Mais alors, on fait comment pour décrocher ? Aux Etats-Unis, la Waldorf School est par exemple dédiée à l’accompagnement des personnes souhaitant apprendre à “déconnecter” d’internet et des réseaux sociaux. Des entreprises sautent également le pas : c’est le cas de Volkswagen en Allemagne, qui coupe son serveur après 19 heures pour limiter la connexion des employés en dehors des horaires de travail.

detox digitaleDire adieu à son téléphone portable est une autre solution ! Si cela demande plus de rigueur personnelle pour s’organiser, cela permet néanmoins de se déconnecter complètement  des réseaux sociaux. Pour Sophie, cela lui aura permis de se sentir plus libre au quotidien : « Ce n’était pas un choix au début, j’ai eu un petit accident de téléphone il y a deux ans. J’ai trouvé ça vraiment agréable de ne pas être dépendante d’un appareil, et de ne pas être sollicitée. Pour moi c’était vraiment une liberté, j’avais l’impression de vivre une sorte d’oppression ! »

Des techniques moins radicales peuvent aussi être adoptées, comme mettre une alarme sur son téléphone pour limiter son utilisation des applications, ou tout simplement se restreindre soi-même. C’est par exemple ce qu’a décidé de faire Timothée : « Sur mon portable, je n’ai pas d’applications.  Pour l’ordinateur, j’essaye de ne pas l’utiliser dans ma chambre, ni d’utiliser mon portable à table. J’essaye de m’éloigner des outils qui me connectent, plus généralement ».

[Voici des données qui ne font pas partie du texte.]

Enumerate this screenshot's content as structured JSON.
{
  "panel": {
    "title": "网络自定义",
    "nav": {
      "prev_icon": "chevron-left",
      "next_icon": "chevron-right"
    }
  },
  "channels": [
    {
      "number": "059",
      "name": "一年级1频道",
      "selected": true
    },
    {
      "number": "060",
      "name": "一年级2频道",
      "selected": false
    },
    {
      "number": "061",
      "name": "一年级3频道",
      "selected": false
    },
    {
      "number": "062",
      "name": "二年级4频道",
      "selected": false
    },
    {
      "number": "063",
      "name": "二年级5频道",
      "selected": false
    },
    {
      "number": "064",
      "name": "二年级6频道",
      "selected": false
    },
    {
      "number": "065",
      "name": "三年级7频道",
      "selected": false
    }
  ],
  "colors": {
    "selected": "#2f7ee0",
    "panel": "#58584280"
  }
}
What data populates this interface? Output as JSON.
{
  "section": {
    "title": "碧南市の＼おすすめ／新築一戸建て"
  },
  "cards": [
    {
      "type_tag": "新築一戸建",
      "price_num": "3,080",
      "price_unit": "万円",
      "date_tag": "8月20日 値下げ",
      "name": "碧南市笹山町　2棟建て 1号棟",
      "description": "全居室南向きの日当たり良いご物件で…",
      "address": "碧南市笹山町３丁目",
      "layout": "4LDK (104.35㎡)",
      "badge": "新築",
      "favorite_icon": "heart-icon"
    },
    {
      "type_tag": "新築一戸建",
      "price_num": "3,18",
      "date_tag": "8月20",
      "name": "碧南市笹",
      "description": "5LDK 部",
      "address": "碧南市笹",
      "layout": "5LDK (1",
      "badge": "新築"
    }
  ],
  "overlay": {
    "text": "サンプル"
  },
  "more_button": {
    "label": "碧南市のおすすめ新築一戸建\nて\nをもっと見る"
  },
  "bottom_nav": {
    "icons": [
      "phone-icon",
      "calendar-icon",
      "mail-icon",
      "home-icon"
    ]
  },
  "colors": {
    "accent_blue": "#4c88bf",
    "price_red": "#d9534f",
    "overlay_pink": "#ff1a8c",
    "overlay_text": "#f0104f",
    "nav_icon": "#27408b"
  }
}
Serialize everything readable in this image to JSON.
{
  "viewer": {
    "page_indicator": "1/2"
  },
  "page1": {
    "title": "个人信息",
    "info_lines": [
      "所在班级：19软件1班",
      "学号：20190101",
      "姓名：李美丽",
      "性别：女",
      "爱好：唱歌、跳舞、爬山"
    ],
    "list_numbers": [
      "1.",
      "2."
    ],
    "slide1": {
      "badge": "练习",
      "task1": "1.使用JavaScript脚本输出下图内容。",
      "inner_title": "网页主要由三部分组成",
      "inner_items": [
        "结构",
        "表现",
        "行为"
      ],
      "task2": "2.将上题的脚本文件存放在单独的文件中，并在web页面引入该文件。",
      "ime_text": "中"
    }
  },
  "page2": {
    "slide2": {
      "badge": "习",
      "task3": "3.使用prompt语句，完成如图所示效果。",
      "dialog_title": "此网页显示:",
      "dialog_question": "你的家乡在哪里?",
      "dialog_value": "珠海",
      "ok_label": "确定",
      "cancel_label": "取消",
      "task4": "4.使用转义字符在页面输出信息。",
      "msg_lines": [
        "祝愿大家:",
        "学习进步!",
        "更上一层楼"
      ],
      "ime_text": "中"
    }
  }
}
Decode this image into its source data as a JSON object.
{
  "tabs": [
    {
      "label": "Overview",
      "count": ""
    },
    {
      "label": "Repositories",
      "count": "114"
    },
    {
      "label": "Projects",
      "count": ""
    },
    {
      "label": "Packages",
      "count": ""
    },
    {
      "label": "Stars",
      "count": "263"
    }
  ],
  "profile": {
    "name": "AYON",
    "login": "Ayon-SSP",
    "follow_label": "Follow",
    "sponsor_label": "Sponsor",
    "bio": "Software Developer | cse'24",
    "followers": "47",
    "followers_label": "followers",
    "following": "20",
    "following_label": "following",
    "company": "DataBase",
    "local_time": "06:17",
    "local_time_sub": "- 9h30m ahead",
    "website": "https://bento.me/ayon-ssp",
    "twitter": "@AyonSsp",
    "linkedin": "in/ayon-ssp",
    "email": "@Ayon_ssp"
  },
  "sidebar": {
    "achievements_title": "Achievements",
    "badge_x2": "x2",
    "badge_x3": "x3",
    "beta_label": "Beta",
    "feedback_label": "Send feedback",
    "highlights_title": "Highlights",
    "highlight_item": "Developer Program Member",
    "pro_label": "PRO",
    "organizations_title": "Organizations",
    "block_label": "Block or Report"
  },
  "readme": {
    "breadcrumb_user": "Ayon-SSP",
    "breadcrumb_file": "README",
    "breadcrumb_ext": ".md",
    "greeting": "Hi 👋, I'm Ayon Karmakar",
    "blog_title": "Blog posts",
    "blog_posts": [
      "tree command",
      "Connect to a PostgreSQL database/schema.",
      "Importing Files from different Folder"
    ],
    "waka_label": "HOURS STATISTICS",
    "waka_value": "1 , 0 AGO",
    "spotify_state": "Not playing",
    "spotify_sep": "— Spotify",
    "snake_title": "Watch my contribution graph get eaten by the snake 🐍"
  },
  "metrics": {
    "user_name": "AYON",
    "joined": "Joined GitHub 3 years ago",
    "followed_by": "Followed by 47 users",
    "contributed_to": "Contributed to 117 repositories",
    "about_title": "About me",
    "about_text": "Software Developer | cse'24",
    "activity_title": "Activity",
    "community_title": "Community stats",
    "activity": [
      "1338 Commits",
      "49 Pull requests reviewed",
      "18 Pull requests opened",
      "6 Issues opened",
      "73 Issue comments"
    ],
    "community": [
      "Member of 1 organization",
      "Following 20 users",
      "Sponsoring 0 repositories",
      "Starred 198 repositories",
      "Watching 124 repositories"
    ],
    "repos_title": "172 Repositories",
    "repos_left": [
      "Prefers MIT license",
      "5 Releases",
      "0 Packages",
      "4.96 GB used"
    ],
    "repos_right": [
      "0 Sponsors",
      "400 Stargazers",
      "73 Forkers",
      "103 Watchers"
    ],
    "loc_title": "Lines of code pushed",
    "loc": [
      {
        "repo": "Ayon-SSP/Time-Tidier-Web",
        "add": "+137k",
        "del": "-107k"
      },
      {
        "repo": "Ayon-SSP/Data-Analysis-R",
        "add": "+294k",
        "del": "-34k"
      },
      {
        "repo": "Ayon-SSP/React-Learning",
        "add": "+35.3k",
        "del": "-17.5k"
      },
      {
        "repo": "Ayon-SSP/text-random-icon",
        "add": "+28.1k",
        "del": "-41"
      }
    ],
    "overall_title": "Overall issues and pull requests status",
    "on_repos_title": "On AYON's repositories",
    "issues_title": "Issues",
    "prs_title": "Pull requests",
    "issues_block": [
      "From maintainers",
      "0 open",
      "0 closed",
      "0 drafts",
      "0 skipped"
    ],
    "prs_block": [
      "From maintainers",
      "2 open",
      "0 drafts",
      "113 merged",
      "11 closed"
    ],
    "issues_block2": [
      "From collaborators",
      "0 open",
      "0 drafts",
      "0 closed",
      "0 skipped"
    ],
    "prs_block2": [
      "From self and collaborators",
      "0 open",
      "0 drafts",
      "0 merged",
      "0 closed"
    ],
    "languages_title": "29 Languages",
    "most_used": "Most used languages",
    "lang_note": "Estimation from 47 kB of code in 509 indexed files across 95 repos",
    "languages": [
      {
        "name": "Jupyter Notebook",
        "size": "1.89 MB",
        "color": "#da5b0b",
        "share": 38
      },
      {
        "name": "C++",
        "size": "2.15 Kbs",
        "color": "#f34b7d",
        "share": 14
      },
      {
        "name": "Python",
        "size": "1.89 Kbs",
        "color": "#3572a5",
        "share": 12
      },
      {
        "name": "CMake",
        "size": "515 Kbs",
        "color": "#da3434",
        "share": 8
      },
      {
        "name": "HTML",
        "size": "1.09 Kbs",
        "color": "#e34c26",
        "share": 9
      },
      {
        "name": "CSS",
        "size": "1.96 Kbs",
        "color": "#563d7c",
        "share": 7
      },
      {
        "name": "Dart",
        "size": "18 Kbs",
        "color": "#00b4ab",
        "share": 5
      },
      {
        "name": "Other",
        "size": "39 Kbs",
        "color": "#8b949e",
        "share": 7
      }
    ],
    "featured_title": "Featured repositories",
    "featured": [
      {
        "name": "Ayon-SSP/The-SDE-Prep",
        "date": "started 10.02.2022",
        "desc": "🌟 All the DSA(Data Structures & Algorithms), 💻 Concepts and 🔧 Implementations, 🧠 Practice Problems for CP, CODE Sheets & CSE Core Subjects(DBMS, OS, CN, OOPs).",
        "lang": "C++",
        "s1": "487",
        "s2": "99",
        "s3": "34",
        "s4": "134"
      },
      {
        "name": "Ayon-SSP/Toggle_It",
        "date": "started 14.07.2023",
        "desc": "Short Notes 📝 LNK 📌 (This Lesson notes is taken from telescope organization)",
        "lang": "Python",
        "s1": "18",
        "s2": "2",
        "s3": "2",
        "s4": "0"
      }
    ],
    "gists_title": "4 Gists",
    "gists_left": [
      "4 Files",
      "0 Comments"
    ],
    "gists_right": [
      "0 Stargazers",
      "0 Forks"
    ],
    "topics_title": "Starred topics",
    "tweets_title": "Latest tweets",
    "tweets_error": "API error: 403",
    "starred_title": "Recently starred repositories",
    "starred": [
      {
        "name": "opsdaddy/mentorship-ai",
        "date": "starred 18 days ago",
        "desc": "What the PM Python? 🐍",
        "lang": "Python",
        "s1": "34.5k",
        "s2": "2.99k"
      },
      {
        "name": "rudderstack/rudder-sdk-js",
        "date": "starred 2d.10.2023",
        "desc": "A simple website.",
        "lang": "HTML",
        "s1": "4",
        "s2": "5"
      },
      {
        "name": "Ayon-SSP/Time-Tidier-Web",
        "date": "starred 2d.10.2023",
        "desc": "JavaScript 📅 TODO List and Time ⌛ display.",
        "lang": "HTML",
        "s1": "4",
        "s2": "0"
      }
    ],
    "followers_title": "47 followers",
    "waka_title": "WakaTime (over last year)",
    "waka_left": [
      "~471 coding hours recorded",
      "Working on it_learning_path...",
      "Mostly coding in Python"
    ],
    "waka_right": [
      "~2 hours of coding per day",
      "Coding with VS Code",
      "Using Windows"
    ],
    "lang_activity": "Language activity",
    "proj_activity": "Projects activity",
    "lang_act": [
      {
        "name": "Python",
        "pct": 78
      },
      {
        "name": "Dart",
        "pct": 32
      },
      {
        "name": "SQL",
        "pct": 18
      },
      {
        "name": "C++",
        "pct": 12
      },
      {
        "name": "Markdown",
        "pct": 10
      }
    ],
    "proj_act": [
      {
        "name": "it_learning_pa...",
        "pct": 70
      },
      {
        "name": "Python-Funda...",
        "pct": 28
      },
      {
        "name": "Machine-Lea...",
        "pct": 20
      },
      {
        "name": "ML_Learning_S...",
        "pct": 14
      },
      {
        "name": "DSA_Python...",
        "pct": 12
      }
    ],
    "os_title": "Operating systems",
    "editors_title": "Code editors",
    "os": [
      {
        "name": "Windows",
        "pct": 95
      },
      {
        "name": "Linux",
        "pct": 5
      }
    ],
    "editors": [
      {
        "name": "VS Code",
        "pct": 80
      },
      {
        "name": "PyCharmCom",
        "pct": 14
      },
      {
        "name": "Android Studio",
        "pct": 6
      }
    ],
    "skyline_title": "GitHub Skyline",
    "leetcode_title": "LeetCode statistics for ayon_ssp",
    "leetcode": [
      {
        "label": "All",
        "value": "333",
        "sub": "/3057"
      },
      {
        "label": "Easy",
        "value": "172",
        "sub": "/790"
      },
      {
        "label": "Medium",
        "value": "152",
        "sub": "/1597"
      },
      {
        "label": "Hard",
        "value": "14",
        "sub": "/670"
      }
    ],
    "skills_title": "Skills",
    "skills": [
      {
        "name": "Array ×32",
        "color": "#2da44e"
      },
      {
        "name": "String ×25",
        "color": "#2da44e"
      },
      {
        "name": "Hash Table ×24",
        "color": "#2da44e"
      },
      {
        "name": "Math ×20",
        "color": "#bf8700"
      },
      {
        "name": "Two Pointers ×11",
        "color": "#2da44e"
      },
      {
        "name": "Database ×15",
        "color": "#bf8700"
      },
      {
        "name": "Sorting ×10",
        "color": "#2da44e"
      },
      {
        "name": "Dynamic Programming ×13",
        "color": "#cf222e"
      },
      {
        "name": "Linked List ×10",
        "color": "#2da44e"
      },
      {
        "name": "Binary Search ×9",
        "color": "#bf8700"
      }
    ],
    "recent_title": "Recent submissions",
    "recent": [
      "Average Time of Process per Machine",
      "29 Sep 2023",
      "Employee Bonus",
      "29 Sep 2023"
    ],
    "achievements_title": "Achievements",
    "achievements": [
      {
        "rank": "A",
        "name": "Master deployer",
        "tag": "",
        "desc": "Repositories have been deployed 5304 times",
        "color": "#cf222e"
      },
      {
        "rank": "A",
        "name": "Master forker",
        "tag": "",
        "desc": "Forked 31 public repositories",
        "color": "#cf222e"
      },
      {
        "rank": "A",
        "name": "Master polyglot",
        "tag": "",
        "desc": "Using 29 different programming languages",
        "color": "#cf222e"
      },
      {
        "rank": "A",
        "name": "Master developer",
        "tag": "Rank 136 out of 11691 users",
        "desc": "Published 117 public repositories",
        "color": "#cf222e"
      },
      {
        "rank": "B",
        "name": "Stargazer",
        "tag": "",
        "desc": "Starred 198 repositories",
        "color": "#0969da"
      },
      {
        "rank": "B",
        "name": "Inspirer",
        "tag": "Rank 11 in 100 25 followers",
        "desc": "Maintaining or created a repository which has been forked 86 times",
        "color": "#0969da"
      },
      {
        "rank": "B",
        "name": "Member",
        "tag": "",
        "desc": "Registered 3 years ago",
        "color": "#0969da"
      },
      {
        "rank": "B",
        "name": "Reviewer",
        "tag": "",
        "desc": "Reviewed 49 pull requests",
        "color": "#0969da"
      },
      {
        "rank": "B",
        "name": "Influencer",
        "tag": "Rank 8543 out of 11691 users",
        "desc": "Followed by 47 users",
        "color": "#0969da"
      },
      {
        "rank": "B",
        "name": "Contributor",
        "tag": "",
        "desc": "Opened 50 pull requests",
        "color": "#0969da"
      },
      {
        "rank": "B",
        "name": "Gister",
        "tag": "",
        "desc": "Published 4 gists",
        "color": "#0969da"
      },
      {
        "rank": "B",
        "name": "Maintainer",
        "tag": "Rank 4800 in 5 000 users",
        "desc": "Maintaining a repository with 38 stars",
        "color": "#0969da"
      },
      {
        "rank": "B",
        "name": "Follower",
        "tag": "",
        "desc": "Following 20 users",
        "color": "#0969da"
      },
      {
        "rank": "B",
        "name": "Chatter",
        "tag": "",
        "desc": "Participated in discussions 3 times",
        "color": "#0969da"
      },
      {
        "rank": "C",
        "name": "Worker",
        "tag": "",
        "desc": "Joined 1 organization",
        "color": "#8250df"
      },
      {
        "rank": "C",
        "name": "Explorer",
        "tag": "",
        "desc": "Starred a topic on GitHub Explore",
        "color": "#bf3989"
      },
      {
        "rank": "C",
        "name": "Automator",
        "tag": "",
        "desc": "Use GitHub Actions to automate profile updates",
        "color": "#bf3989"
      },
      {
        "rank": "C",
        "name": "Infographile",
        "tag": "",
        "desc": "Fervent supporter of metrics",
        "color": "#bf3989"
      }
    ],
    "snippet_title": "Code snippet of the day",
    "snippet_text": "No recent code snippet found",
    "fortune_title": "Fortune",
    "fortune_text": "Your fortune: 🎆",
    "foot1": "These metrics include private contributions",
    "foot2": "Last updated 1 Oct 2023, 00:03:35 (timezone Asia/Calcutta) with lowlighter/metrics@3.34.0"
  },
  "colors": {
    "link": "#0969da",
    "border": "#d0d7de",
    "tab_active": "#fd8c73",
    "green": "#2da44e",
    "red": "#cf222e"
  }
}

Mais force est de constater que vivre sans internet est un luxe que seules les personnes facilement connectées peuvent se payer. L’initiative de limiter son temps d’utilisation est évidemment réservée à ceux qui avaient l’habitude et la possibilité d’utiliser internet et les réseaux sociaux quotidiennement.

Ils avouent d’ailleurs, pour la plupart, toujours se servir d’internet et des réseaux sociaux pour des questions de praticité, et pour gérer certains aspects de leur vie quotidienne, notamment d’un point de vue professionnel. Pour Sophie, une vie sans internet, c’est compliqué : « Je trouve qu’aujourd’hui, tout est fait pour que tu aies un smartphone (…) Prendre un Uber, commander à manger… Tout est fait pour qu’on soit obligé d’utiliser une application ».

En attendant, vous pouvez toujours essayer de couper votre téléphone portable quelques heures par jour, et prendre du temps pour vous. Et n’oubliez pas d’aider vos grands-parents pour leurs démarches en ligne !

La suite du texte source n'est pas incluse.